Другой представитель старого мира говорил мне, например:

— Да, я очень люблю прежнюю Россию и жалею о ней. Но чем больше я думаю, мне кажется, что старая Россия мне прежде всего дорога потому, что в ней протекла моя молодость. Я стараюсь понять новую Россию, принять ее, хоть это не всегда мне полностью удается.

Это уже первый шаг на новом пути: наконец наступившее сознание, что к прошлому нет возврата.

Такого же принципа, что и в отношении к знакомым французам, я придерживался и к русским эмигрантам, виделся только с теми, которые сами изъявили желание встретиться со мной. Я знал, что некоторые всячески поносили меня, повторяли грубую брань, которая разлилась по страницам эмигрантской печати в связи с моими воспоминаниями, резко корили тех, кто оказывал мне радушный прием. Но вот опять-таки получилось, что подавляющее большинство моих старых друзей-соотечественников встретило меня и радушно и взволнованно.

И это в первую очередь потому, что былые антисоветские настроения выветриваются в эмиграции, Во всяком случае, в парижской.

Есть, конечно, отдельные лица, которых неумение найти иной заработок заставляет еще где-то выступать с заявлениями, что весь народ наш ждет не дождется часа, когда чужеземные благодетели придут его освобождать, ну совсем так, как писали, например, в 1918 году, когда революция действительно могла казаться людям из старого мира устрашающим скачком в неизвестность. Но русские по крови, которым неприятно даже напоминание об эпопее на берегах Волги, о наших мировых стройках, о советском вымпеле на Луне, уже ни с чьей стороны, как мне кажется, не заслуживают никакого интереса. Вернемся же к честным людям.

Русские эмигранты в подавляющем большинстве свыклись с французской жизнью, с существованием на чужбине. Но какая-то глубокая, сокровенная память о матери-отчизне все еще жива в них.

У некоторых моих собеседников французов я наблюдал подсознательную зависть. Но это чувство я приметил в еще большей степени, притом испытываемое ко мне лично, у многих русских эмигрантов.

Один из моих давнишних приятелей устроил обед, пригласив, кроме меня, еще троих соотечественников, с которыми я тоже был связан давнишней дружбой или знакомством. Квартира этого приятеля, занимающего во французском учреждении очень солидное положение, была украшена старинными русскими гравюрами — видами русских городов. Три гостя его носили имена, вписанные в русскую историю: один был потомком знаменитых елизаветинских вельмож, другой — внуком всемогущего министра Александра II, третий — Рюриковичем. При этом первый был почему-то голландским подданным, второй — американским гражданином, третий — французским, а сам хозяин имел эмигрантский паспорт.

Обед был оживленный, главным образом посвященный связывающим нас воспоминаниям прошлого. Но, уже не помню, по какому поводу, один из гостей заметил, взглянув в мою сторону:

— А ведь, в сущности, один он представляет среди нас свою подлинную страну!

А другой, кажется работающий банковским служащим, добавил:

— И в общем занимается делом, которое ему всего более по душе, делом, к которому, вероятно, готовился уже в юности…

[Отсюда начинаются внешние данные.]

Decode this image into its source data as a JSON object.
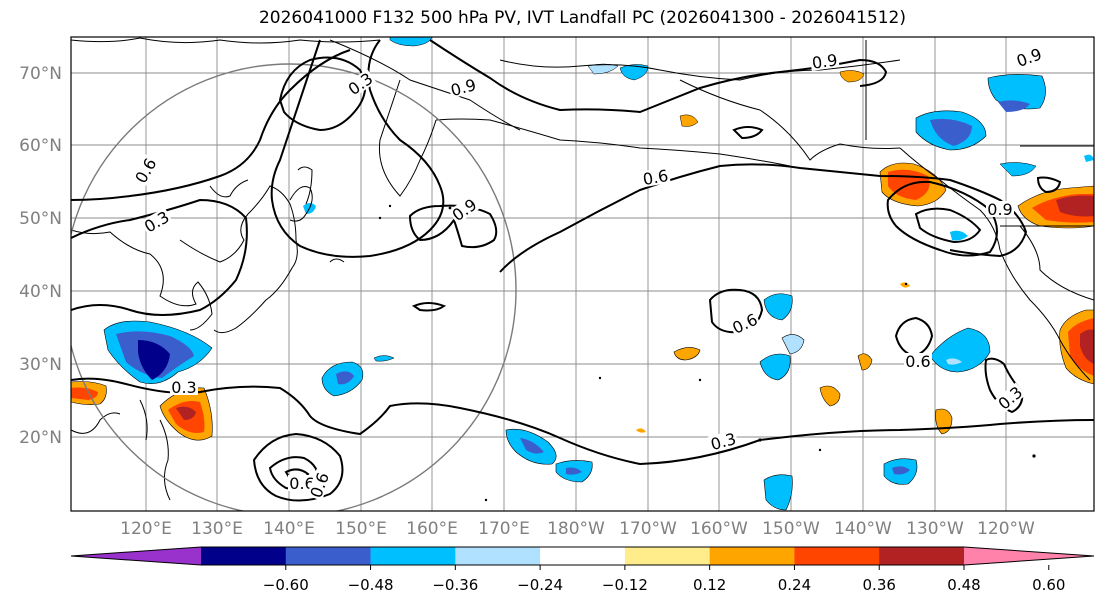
{
  "title": "2026041000 F132 500 hPa PV, IVT Landfall PC (2026041300 - 2026041512)",
  "lat_labels": [
    "70°N",
    "60°N",
    "50°N",
    "40°N",
    "30°N",
    "20°N"
  ],
  "lon_labels": [
    "120°E",
    "130°E",
    "140°E",
    "150°E",
    "160°E",
    "170°E",
    "180°W",
    "170°W",
    "160°W",
    "150°W",
    "140°W",
    "130°W",
    "120°W"
  ],
  "contour_labels": [
    "0.3",
    "0.9",
    "0.6",
    "0.3",
    "0.6",
    "0.9",
    "0.9",
    "0.9",
    "0.6",
    "0.6",
    "0.3",
    "0.6",
    "0.3",
    "0.3",
    "0.6",
    "0.9"
  ],
  "colorbar": {
    "tick_labels": [
      "−0.60",
      "−0.48",
      "−0.36",
      "−0.24",
      "−0.12",
      "0.12",
      "0.24",
      "0.36",
      "0.48",
      "0.60"
    ],
    "colors": [
      "#9932cc",
      "#00008b",
      "#3a5fcd",
      "#00bfff",
      "#b0e2ff",
      "#ffffff",
      "#ffec8b",
      "#ffa500",
      "#ff4500",
      "#b22222",
      "#ff82ab"
    ]
  }
}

В Париже до войны было несколько тысяч русских шоферов такси, теперь их несколько сот (остальные умерли, а сыновья их, окончившие французские учебные заведения, избирают иные профессии). Как-то я сел в машину одного из них, причем сразу узнал в этом старике русского — по акценту и по общей выправке.

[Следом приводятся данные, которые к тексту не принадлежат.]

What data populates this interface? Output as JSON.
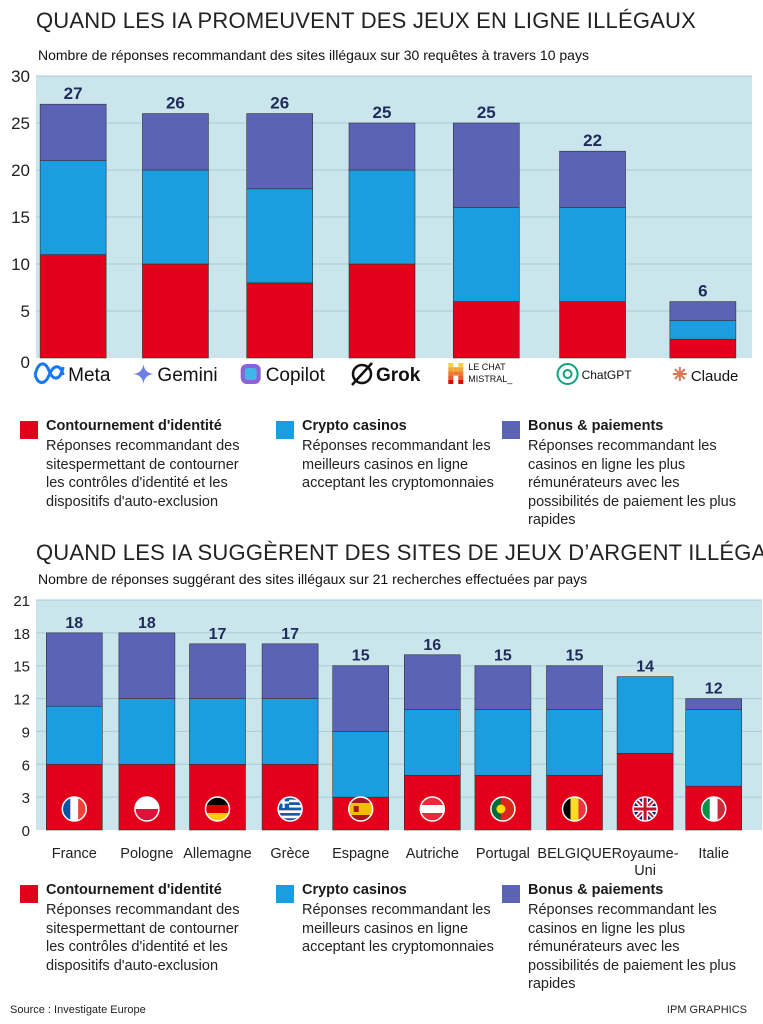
{
  "colors": {
    "identite": "#e3001b",
    "crypto": "#1a9ee0",
    "bonus": "#5a63b5",
    "plot_bg": "#cbe5ec",
    "grid": "#a9ccd6"
  },
  "section1": {
    "title": "QUAND LES IA PROMEUVENT DES JEUX EN LIGNE ILLÉGAUX",
    "subtitle": "Nombre de réponses recommandant des sites illégaux sur 30 requêtes à travers 10 pays"
  },
  "section2": {
    "title": "QUAND LES IA SUGGÈRENT DES SITES DE JEUX D’ARGENT ILLÉGAUX",
    "subtitle": "Nombre de réponses suggérant des sites illégaux sur 21 recherches effectuées par pays"
  },
  "legend": {
    "identite_title": "Contournement d'identité",
    "identite_desc": "Réponses recommandant des sitespermettant de contourner les contrôles d'identité et les dispositifs d'auto-exclusion",
    "crypto_title": "Crypto casinos",
    "crypto_desc": "Réponses recommandant les meilleurs casinos en ligne acceptant les cryptomonnaies",
    "bonus_title": "Bonus & paiements",
    "bonus_desc": "Réponses recommandant les casinos en ligne les plus rémunérateurs avec les possibilités de paiement les plus rapides"
  },
  "footer": {
    "source": "Source : Investigate Europe",
    "credit": "IPM GRAPHICS"
  },
  "chart_data": [
    {
      "type": "bar",
      "stacked": true,
      "title": "QUAND LES IA PROMEUVENT DES JEUX EN LIGNE ILLÉGAUX",
      "categories": [
        "Meta",
        "Gemini",
        "Copilot",
        "Grok",
        "LE CHAT MISTRAL_",
        "ChatGPT",
        "Claude"
      ],
      "category_logo_icons": [
        "meta-logo-icon",
        "gemini-logo-icon",
        "copilot-logo-icon",
        "grok-logo-icon",
        "mistral-logo-icon",
        "chatgpt-logo-icon",
        "claude-logo-icon"
      ],
      "series": [
        {
          "name": "Contournement d'identité",
          "values": [
            11,
            10,
            8,
            10,
            6,
            6,
            2
          ]
        },
        {
          "name": "Crypto casinos",
          "values": [
            10,
            10,
            10,
            10,
            10,
            10,
            2
          ]
        },
        {
          "name": "Bonus & paiements",
          "values": [
            6,
            6,
            8,
            5,
            9,
            6,
            2
          ]
        }
      ],
      "totals": [
        27,
        26,
        26,
        25,
        25,
        22,
        6
      ],
      "yticks": [
        0,
        5,
        10,
        15,
        20,
        25,
        30
      ],
      "ylim": [
        0,
        30
      ],
      "grid": true,
      "xlabel": "",
      "ylabel": ""
    },
    {
      "type": "bar",
      "stacked": true,
      "title": "QUAND LES IA SUGGÈRENT DES SITES DE JEUX D’ARGENT ILLÉGAUX",
      "categories": [
        "France",
        "Pologne",
        "Allemagne",
        "Grèce",
        "Espagne",
        "Autriche",
        "Portugal",
        "BELGIQUE",
        "Royaume-Uni",
        "Italie"
      ],
      "category_labels_lines": [
        [
          "France"
        ],
        [
          "Pologne"
        ],
        [
          "Allemagne"
        ],
        [
          "Grèce"
        ],
        [
          "Espagne"
        ],
        [
          "Autriche"
        ],
        [
          "Portugal"
        ],
        [
          "BELGIQUE"
        ],
        [
          "Royaume-",
          "Uni"
        ],
        [
          "Italie"
        ]
      ],
      "flag_icons": [
        "flag-france-icon",
        "flag-pologne-icon",
        "flag-allemagne-icon",
        "flag-grece-icon",
        "flag-espagne-icon",
        "flag-autriche-icon",
        "flag-portugal-icon",
        "flag-belgique-icon",
        "flag-royaume-uni-icon",
        "flag-italie-icon"
      ],
      "series": [
        {
          "name": "Contournement d'identité",
          "values": [
            6,
            6,
            6,
            6,
            3,
            5,
            5,
            5,
            7,
            4
          ]
        },
        {
          "name": "Crypto casinos",
          "values": [
            5.3,
            6,
            6,
            6,
            6,
            6,
            6,
            6,
            7,
            7
          ]
        },
        {
          "name": "Bonus & paiements",
          "values": [
            6.7,
            6,
            5,
            5,
            6,
            5,
            4,
            4,
            0,
            1
          ]
        }
      ],
      "totals": [
        18,
        18,
        17,
        17,
        15,
        16,
        15,
        15,
        14,
        12
      ],
      "yticks": [
        0,
        3,
        6,
        9,
        12,
        15,
        18,
        21
      ],
      "ylim": [
        0,
        21
      ],
      "grid": true,
      "xlabel": "",
      "ylabel": ""
    }
  ]
}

— Вы бывший офицер? — спросил я.

— Как же, второй гвардейской пехотной дивизии…

— Какого полка?

— Лейб-гвардии Павловского.

Мы разговорились, а когда он узнал, откуда я, то сказал как-то даже торжественно:

Искренне, искренне завидую вам!.. Так вот у меня будет к вам просьба. Если знаете советских военных, скажите им непременно, что традиция проходить церемониальным маршем с ружьями на руку у нас, павловцев, заимствована. Мы этим щеголяли с самого основания полка, а затем другие переняли…

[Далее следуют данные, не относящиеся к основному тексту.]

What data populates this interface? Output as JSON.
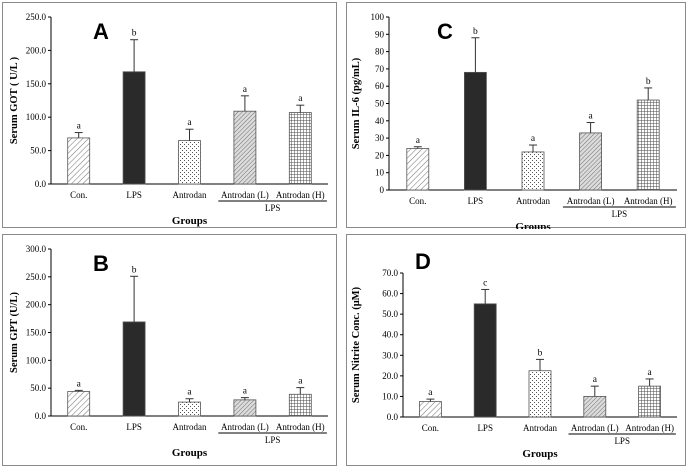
{
  "chart_data": [
    {
      "panel": "A",
      "type": "bar",
      "ylabel": "Serum GOT ( U/L )",
      "xlabel": "Groups",
      "group_label": "LPS",
      "categories": [
        "Con.",
        "LPS",
        "Antrodan",
        "Antrodan (L)",
        "Antrodan (H)"
      ],
      "values": [
        69,
        168,
        65,
        109,
        107
      ],
      "errors": [
        8,
        48,
        17,
        23,
        11
      ],
      "significance": [
        "a",
        "b",
        "a",
        "a",
        "a"
      ],
      "ylim": [
        0,
        250
      ],
      "yticks": [
        "0.0",
        "50.0",
        "100.0",
        "150.0",
        "200.0",
        "250.0"
      ],
      "grid": false
    },
    {
      "panel": "B",
      "type": "bar",
      "ylabel": "Serum GPT (U/L)",
      "xlabel": "Groups",
      "group_label": "LPS",
      "categories": [
        "Con.",
        "LPS",
        "Antrodan",
        "Antrodan (L)",
        "Antrodan (H)"
      ],
      "values": [
        44,
        169,
        25,
        29,
        39
      ],
      "errors": [
        2,
        82,
        6,
        4,
        12
      ],
      "significance": [
        "a",
        "b",
        "a",
        "a",
        "a"
      ],
      "ylim": [
        0,
        300
      ],
      "yticks": [
        "0.0",
        "50.0",
        "100.0",
        "150.0",
        "200.0",
        "250.0",
        "300.0"
      ],
      "grid": false
    },
    {
      "panel": "C",
      "type": "bar",
      "ylabel": "Serum IL-6 (pg/mL)",
      "xlabel": "Groups",
      "group_label": "LPS",
      "categories": [
        "Con.",
        "LPS",
        "Antrodan",
        "Antrodan (L)",
        "Antrodan (H)"
      ],
      "values": [
        24,
        68,
        22,
        33,
        52
      ],
      "errors": [
        1,
        20,
        4,
        6,
        7
      ],
      "significance": [
        "a",
        "b",
        "a",
        "a",
        "b"
      ],
      "ylim": [
        0,
        100
      ],
      "yticks": [
        "0",
        "10",
        "20",
        "30",
        "40",
        "50",
        "60",
        "70",
        "80",
        "90",
        "100"
      ],
      "grid": false
    },
    {
      "panel": "D",
      "type": "bar",
      "ylabel": "Serum Nitrite Conc. (μM)",
      "xlabel": "Groups",
      "group_label": "LPS",
      "categories": [
        "Con.",
        "LPS",
        "Antrodan",
        "Antrodan (L)",
        "Antrodan (H)"
      ],
      "values": [
        7.5,
        55,
        22.5,
        10,
        15
      ],
      "errors": [
        1.2,
        7,
        5.5,
        5,
        3.5
      ],
      "significance": [
        "a",
        "c",
        "b",
        "a",
        "a"
      ],
      "ylim": [
        0,
        70
      ],
      "yticks": [
        "0.0",
        "10.0",
        "20.0",
        "30.0",
        "40.0",
        "50.0",
        "60.0",
        "70.0"
      ],
      "grid": false
    }
  ],
  "bar_patterns": [
    "diag-light",
    "solid-dark",
    "dots",
    "diag-fine",
    "grid"
  ],
  "colors": {
    "axis": "#000000",
    "bar_dark": "#2a2a2a",
    "frame": "#8a8a8a"
  }
}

А ведь было время, когда многие русские шоферы такси отказывались от клиента, если тот давал адрес советского посольства…

И то же по существу, что и этот шофер, бывший гвардейский офицер, сказал мне человек в ливрее, швейцар большого французского ресторана:

— Вы такой-то? Прекрасно вас помню, вы часто ходили к нам (он назвал русский ресторан, ныне не существующий). А теперь, как я слышал, на родине? Хорошо это, очень хорошо. Привет нашей Москве!

Судьба русской белой эмиграции, последнего осколка отжившего строя, свергнутого Октябрем, весьма поучительна для эмигрантов из других стран социалистического лагеря. Ведь люди эти, представляющие в общем незначительные реакционные группы, все еще не понимают, что и они выброшены историей за борт.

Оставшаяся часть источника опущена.